This is the fourth sermon in ERC’s Lenten series, CO▽EN△NT, on God’s relationship with Abraham.
(Sorry for the abrupt ending on this audio file: the communion liturgy followed immediately afterward.)
God’s story with Abraham intersects with the stories of others in Abraham’s life: Sarah, Hagar, Ishmael. We’ve focused narrowly on God’s story with Abraham, and now Isaac; but we shouldn’t forget that Sarah, and Hagar, are part of God’s story, too. After our Advent series on the women in Jesus’ genealogy, we should not overlook the women in Abraham’s story, or any of the women in Scripture.
And this particular chapter of Abraham and Sarah’s story — “A Tale of Two Sons,” it could be called — could be about families, how jealousy and envy and bitterness tear apart even our closest relationships.
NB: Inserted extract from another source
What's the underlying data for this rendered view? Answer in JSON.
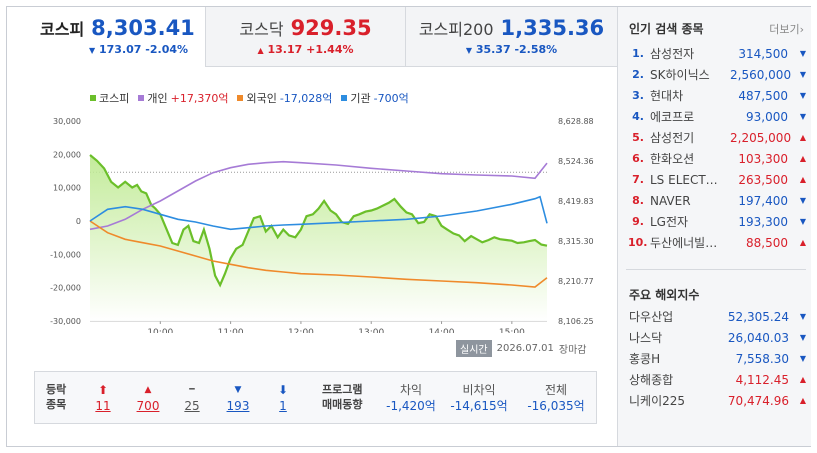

Or we could learn about interfaith reconciliation between Jews and Muslims, and apply what we learn to the perennial conflicts in Israel-Palestine and across the Middle East.
In God’s story of Abraham’s two sons, Paul looks more to our relationship with God, seeing here two paradigms for covenant (Genesis 4:24). Either we meet with God through the Law, which is a cruel master that keeps us enslaved to rules; or we meet with God through faith in Christ Jesus, which means our freedom.
Freedom in Christ is freedom from sin and from perfectionism or legalism or Pharisaical obedience. And freedom in Christ is freedom for love of neighbor, for caring for our spiritual brothers and sisters, for loving obedience as a gratitude response.
The church, as a covenant community, may sometimes look more like the first covenant — a cell full of slaves bound to law and hollow obedience — rather than the second — a party full of free people bound to each other in love. But we are committed to growing into what we are in Christ together. And we’re working out what our salvation means together, forgiving each other when we fail. That’s what covenant community means: committing and re-committing to each other over and over again. That’s what we do.